STDA007 July   2025 ISOS141-SEP , TMS570LC4357-SEP , TPS7H2140-SEP

 

  1.   1
  2.   Abstract
  3.   Trademarks
  4. 1Introduction: TI Space-Grade Product Portfolio
  5. 2Fault Monitoring: Measuring What Matters
    1. 2.1 Current Monitoring
    2. 2.2 Voltage Comparison and Threshold Detection
    3. 2.3 Temperature Sensing
  6. 3Precision Data Acquisition
  7. 4Decision-Making: From Simple Logic to Intelligent Control
    1. 4.1 Logic-Based Decision Paths
    2. 4.2 MCU-Based Control
  8. 5Isolation and Containment: Preventing Fault Propagation
  9. 6Ensuring Power Availability With Smart Redundancy
    1. 6.1 Diode-Based Redundancy
  10. 7Summary
  11. 8Reference

Abstract

In space, maintenance and repair are not an option. Once deployed, satellite systems must operate reliably throughout their intended mission duration without physical intervention.
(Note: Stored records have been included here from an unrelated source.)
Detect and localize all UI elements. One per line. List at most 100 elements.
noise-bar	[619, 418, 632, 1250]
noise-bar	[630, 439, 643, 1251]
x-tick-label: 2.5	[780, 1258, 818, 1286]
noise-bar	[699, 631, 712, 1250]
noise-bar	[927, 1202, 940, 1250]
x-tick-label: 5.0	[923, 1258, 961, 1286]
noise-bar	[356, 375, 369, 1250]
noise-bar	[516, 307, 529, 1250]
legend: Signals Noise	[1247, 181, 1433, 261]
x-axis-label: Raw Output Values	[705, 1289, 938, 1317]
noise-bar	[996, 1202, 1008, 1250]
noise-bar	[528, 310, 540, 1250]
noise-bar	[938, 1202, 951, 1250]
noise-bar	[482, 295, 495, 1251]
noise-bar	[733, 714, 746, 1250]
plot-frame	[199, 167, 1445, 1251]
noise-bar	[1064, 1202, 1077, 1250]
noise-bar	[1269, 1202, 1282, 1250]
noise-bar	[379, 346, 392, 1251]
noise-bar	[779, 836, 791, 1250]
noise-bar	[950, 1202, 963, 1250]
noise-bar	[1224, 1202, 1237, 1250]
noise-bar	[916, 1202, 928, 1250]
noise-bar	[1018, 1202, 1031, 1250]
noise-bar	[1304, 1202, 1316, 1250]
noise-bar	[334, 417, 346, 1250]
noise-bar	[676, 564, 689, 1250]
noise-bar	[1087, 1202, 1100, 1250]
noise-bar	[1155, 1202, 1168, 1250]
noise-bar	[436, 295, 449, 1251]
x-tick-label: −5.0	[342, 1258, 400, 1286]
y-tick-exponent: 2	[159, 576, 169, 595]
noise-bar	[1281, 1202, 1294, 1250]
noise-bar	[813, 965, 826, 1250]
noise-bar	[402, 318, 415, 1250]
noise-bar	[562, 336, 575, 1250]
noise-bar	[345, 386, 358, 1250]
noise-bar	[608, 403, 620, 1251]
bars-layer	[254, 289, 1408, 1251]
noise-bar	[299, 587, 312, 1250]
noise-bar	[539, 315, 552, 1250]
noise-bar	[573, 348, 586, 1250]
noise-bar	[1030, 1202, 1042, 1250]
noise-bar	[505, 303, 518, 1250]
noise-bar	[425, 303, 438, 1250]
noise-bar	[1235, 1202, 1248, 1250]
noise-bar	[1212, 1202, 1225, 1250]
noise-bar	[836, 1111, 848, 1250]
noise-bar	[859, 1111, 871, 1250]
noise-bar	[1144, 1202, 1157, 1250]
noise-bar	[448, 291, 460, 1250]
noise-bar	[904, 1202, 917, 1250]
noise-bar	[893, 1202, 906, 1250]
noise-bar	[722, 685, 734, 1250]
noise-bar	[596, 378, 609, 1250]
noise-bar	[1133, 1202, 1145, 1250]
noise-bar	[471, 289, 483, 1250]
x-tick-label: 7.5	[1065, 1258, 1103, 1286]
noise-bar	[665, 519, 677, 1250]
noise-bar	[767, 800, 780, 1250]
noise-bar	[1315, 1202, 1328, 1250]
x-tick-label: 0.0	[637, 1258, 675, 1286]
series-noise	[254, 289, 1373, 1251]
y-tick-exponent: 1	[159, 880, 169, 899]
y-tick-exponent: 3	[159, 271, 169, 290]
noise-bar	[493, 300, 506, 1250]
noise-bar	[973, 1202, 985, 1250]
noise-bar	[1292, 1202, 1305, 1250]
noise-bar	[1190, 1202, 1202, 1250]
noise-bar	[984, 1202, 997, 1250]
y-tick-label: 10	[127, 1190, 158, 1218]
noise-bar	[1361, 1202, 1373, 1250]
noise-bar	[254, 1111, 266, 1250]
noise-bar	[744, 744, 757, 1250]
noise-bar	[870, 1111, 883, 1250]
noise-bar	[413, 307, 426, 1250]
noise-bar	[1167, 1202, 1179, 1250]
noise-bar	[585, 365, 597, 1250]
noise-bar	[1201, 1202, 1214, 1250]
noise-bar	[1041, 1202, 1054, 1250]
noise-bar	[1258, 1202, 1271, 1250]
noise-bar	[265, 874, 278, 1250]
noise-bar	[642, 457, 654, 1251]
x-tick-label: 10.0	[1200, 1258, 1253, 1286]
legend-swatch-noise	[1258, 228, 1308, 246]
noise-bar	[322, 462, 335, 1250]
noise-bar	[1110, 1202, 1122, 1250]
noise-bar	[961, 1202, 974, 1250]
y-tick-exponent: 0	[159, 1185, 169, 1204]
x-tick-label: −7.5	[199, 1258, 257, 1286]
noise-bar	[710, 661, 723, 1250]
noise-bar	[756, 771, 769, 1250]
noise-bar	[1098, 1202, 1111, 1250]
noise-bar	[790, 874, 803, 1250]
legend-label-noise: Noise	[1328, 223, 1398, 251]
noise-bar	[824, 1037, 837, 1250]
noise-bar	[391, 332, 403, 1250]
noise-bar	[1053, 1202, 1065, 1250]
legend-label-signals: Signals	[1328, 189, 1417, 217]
This makes the use of fault detection, isolation, and recovery (FDIR) strategies a fundamental design requirement for all satellite subsystems. [1]

FDIR enables a system to detect abnormal behavior, isolate faulty components, and initiate recovery actions—ideally without compromising mission goals. However, implementing FDIR is far from trivial. It often results in increased cost, higher component count, expanded board area, and longer development time. Each additional component that is introduced to improve reliability also contributes its own failure probability, negatively impacting the system’s overall mean time to failure (MTTF).

Improving reliability by adding complexity requires a carefully balanced design approach. To meet design goals, effective FDIR must achieve its purpose with minimal design overhead that uses as few additional components with as high reliability as possible. Designers of satellite-based systems can use advanced space-grade semiconductors to enable targeted, efficient FDIR implementations.

This white paper discusses TI’s space product families and explains how they contribute to FDIR design—helping engineers reduce the burden on cost, board space, component count, power consumption, and development effort.